On 21/06/2011 6:34 AM, Cameron Heavon-Jones [via Jersey] wrote:
> Isn't this the case between implicit vs explicit versioning? Implicit 
> versioning is evolution by only adding new information, whereas 
> explicit versioning allows for revolutionary changes.
     That's correct. I lean more heavily than most people towards 
breaking backwards-compatibility if there are major gains to doing so. 
Worse case scenario, I keep version at 1.0 forever. It's there to 
protect me.
>>> This can be enforced as you showed through created new methods with 
>>> consume\produce annotations, but since there will always be a device 
>>> with id=5, and no duplicate ids, i'm not sure what you're really 
>>> accomplishing if this is just to return data?
>>
>>     Because each subclass contains different fields, I need to issue 
>> different database queries to retrieve the data (remember, each 
>> subclass is mapped to a different table).
>>
>
> Isn't there a polymorphic load available with multiple table 
> persistence? I seem to remember doing something similar in hibernate 
> years ago, something like:
>
> MySpecifcClass obj = session.load(MySpecifcClass.class, id);
     I'm using straight JDBC, but yes I could implement this as well. 

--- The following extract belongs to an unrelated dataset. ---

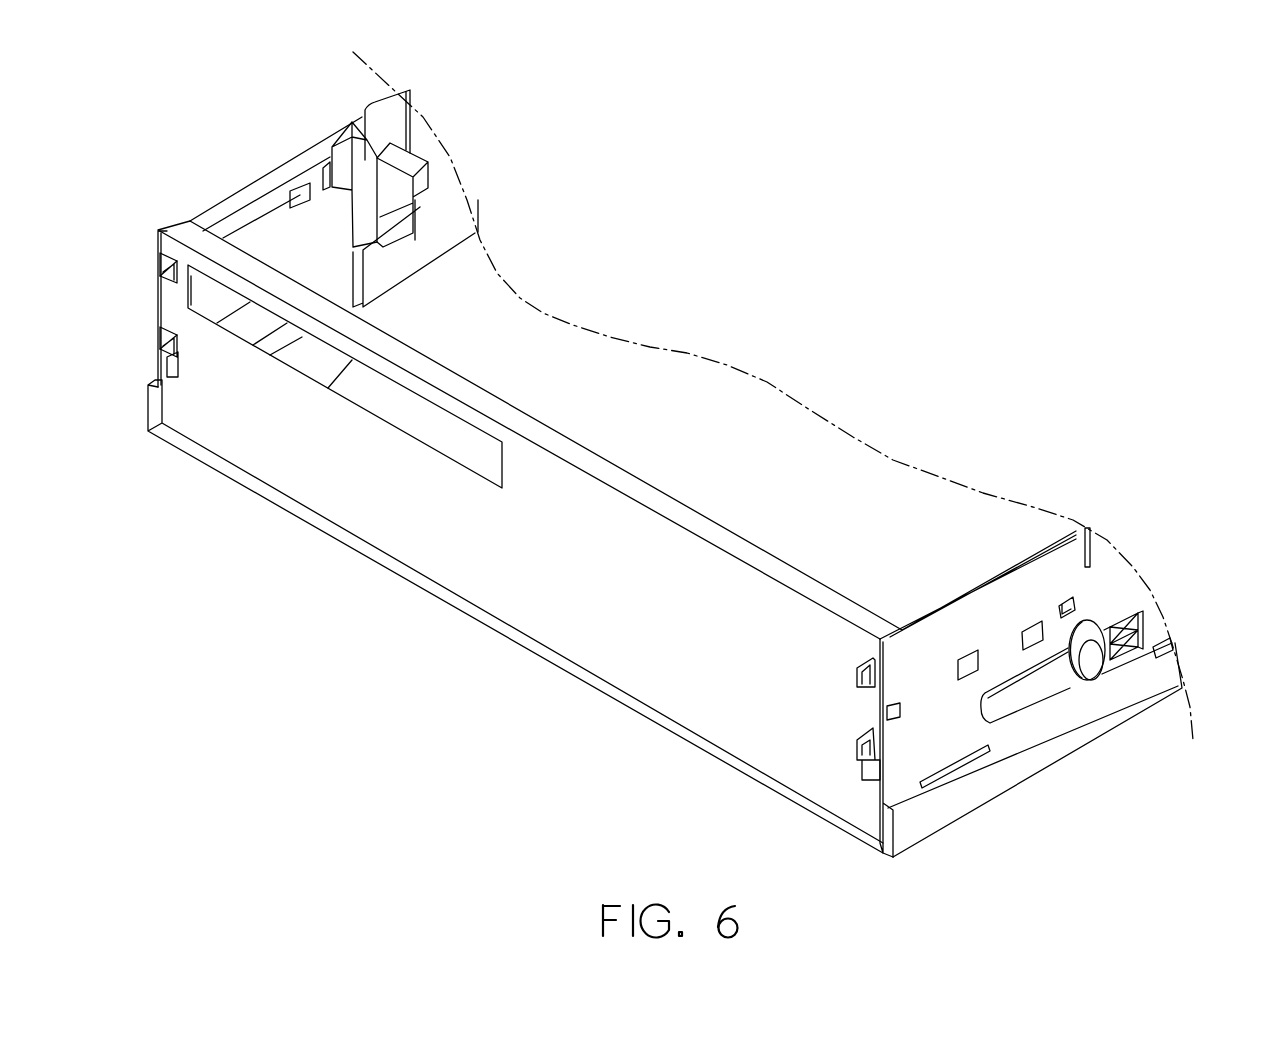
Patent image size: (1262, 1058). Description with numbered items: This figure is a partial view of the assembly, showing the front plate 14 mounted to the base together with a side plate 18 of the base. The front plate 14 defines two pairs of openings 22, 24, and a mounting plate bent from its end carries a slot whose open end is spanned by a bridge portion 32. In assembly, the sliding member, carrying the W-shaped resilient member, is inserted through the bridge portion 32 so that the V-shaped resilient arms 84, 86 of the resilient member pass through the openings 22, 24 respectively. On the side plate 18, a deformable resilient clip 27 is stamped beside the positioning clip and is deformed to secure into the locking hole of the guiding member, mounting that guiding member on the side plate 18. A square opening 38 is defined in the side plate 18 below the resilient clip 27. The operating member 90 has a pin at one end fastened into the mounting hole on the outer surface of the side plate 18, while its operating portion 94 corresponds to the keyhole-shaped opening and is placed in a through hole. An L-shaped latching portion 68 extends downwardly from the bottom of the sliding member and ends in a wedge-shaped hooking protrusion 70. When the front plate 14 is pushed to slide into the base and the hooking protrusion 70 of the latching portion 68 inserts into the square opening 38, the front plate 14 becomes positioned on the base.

The point, though, is that if the user requested Android #43 and item 
#43 happens to be a blackberry I want to return an HTTP 404. I can 
either have Jersey select different codepaths for me which would 
implicitly know the expected type, or I could handle this in a single 
method which checks the Content-Type and Accepts header manually. I 
prefer smaller methods to the use of a large method containing a 
switch-statement.
> To continue the dispatch process on a new sub-resource you have to use 
> what is called a "sub-resource locator" which is essentially a @Path 
> annotation on it's own - it can't have any http method annotation.
>
> You *might* be able to have a @Consumes or @Produces, but i'm just not 
> sure... maybe someone from jersey team can confirm?
>
> if you can, then you should be able to do this, which is exactly what 
> you want, no?
>
> @Path("id")
> @Produces(ANDROID_TYPE)
> public AndroidDevice getAndroid(@PathParam("id) String id){
> return new AndroidDevice(id);
> }
>
> @Path("id")
> @Produces(IPHONE_TYPE)
> public IPhoneDevice getIPhone(@PathParam("id) String id){
> return new IPhoneDevice(id);
> }
     That would work for @GET, but what about @PUT, @POST, @DELETE which 
need to @Consume? I'm expecting to be able to declare a single method at 
the parent resource for all these http methods.